Algorithm Information: Text above the plot often specifies the clustering method used (e.g., Louvain) and may mention specific details, such as how outliers are handled (e.g., designated cluster "100").
Silhouette Score: An average silhouette score might be displayed, providing a metric for how well-separated the clusters are (values range from -1 to +1, higher values indicate better clustering).
How to Interpret
Identify Groups: Use the colors and labels to clearly see the distinct groups identified by the clustering algorithm within the t-SNE map.
Evaluate Clustering: Compare the automatically identified clusters to any visual patterns you observed in the standard t-SNE plot or based on known grouping variables. The silhouette score gives a quantitative measure of cluster separation.
Foundation for Further Analysis: These cluster assignments form the basis for the analyses performed in the Dataset Analysis tab, which examine the characteristics of these groups using the original high-dimensional data.
This view displays the t-SNE plot where samples are colored based on the clusters identified by the algorithm you selected in the setup (e.g., Louvain, Hierarchical).
Visualization: Each point represents a sample, colored according to its assigned cluster ID. This helps you clearly visualize the groups found by the clustering method within the t-SNE map.
Silhouette Score: A description above or near the plot usually includes the average silhouette score for the clustering result.
This score measures how similar each sample is to its own cluster compared to other clusters.
Values range from -1 to +1.
A high value (closer to +1) indicates that samples are well-matched to their own cluster and poorly matched to neighboring clusters, suggesting well-defined, distinct clusters.
Values near 0 indicate overlapping clusters.
Negative values generally indicate that samples might have been assigned to the wrong cluster.
Download: You can download this plot as an SVG file or right-click to save it as a PNG directly from PANDORA.

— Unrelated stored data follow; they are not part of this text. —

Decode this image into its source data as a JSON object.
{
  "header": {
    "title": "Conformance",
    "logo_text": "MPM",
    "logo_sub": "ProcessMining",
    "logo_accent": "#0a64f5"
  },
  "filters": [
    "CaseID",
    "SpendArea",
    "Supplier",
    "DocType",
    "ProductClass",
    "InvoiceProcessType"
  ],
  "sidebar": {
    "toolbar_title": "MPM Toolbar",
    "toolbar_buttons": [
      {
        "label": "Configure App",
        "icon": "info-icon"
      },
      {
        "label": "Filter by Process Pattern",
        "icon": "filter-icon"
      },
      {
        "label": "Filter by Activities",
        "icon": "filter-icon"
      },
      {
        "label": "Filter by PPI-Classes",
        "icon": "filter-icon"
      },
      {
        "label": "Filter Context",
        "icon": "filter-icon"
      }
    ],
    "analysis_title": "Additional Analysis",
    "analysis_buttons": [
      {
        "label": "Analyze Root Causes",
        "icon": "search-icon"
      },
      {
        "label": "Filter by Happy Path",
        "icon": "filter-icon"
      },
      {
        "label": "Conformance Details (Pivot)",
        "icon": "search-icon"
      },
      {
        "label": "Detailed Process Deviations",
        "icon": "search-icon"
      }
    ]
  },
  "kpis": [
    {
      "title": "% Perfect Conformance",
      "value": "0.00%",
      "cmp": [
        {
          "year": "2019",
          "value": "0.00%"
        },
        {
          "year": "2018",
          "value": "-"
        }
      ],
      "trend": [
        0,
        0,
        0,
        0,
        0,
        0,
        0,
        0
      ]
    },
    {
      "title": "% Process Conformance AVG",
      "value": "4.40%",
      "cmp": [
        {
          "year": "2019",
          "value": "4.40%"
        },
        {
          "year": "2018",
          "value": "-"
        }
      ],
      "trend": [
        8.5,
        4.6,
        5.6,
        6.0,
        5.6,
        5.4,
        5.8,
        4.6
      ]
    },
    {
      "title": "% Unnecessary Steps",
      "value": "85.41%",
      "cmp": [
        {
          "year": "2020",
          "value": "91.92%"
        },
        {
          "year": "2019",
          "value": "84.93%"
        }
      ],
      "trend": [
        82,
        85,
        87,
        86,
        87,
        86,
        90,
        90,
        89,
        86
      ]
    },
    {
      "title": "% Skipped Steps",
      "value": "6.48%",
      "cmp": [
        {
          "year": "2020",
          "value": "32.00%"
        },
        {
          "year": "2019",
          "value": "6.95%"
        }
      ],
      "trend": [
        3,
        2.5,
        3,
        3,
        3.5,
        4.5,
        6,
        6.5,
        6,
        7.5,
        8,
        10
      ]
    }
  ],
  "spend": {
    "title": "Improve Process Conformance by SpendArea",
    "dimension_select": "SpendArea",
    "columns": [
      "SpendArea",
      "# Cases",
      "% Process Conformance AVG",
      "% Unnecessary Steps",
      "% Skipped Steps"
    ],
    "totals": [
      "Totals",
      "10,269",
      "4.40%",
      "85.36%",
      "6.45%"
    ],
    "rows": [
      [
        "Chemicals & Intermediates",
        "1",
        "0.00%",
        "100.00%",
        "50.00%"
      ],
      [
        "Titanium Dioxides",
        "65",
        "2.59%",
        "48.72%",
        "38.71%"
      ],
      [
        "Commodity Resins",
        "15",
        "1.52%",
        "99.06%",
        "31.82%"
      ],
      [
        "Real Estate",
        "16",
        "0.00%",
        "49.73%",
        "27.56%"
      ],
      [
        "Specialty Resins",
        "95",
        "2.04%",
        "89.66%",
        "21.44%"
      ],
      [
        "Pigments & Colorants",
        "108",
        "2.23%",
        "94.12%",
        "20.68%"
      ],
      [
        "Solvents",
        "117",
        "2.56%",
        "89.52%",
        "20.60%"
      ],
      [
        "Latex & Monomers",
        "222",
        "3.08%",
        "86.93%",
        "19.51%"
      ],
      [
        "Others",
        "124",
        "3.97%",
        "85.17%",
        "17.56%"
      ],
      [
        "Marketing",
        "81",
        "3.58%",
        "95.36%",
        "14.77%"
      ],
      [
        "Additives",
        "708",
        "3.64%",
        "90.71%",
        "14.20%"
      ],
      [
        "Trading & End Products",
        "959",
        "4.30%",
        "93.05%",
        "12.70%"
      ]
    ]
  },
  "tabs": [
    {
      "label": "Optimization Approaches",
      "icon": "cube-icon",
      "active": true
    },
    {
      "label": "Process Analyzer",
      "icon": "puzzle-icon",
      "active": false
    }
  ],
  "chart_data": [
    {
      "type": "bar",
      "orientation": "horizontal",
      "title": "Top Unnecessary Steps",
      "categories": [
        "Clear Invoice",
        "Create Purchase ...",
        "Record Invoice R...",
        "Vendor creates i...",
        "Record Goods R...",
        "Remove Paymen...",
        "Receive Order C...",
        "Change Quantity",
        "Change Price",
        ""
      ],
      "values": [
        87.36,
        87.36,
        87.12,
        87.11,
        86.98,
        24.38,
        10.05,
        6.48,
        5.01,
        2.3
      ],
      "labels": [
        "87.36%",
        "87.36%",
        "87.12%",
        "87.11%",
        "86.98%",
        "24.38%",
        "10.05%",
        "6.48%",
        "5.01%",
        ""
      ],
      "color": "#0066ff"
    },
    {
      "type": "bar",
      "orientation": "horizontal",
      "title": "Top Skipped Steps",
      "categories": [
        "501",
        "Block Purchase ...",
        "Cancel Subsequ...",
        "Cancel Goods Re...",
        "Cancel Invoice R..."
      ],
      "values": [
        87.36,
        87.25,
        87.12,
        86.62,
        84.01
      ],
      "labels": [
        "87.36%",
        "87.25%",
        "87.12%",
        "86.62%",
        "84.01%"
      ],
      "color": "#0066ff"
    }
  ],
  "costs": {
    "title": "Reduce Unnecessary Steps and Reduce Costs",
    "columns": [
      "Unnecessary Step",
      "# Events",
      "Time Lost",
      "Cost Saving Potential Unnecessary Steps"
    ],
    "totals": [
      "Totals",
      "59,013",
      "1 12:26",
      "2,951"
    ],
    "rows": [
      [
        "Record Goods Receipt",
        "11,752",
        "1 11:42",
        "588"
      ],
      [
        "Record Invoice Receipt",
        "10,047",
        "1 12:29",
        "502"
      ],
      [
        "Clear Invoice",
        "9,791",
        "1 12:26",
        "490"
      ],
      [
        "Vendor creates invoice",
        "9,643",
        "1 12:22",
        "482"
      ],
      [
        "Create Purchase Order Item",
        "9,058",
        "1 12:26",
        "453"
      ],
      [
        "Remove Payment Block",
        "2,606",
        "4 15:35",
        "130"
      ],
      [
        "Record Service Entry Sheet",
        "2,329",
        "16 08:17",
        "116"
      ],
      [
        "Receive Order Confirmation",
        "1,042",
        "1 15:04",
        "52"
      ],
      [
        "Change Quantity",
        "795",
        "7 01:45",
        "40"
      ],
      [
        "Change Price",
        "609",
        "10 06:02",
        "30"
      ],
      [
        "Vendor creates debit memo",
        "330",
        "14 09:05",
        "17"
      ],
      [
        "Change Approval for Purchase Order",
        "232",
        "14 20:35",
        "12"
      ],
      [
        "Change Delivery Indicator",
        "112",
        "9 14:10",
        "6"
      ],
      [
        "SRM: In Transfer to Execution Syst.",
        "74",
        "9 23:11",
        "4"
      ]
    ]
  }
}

This view helps you understand the characteristics of the clusters identified in the Clustered t-SNE Analysis by examining the original data features (variables).
Visualization: Displays a plot (often a grouped bar plot) titled "Mean Values of Features by Cluster".
The X-axis represents the different clusters identified by the clustering algorithm.
The Y-axis represents the mean value of each feature within a specific cluster (often after scaling/centering if applied during preprocessing).
Within each cluster on the X-axis, there are multiple bars, each representing a different original feature, colored according to the legend.
Interpretation: Compare the heights of the bars for the same feature (same color) across different clusters.
Features with significantly higher or lower mean values in one cluster compared to others are potential biomarkers or distinguishing characteristics of that cluster.
For example, if the pink bar (representing
nasal_foldchange_go.0070498) is much higher in Cluster 1 than in Clusters 2 and 3, it suggests this feature has a high average value specifically in the samples belonging to Cluster 1.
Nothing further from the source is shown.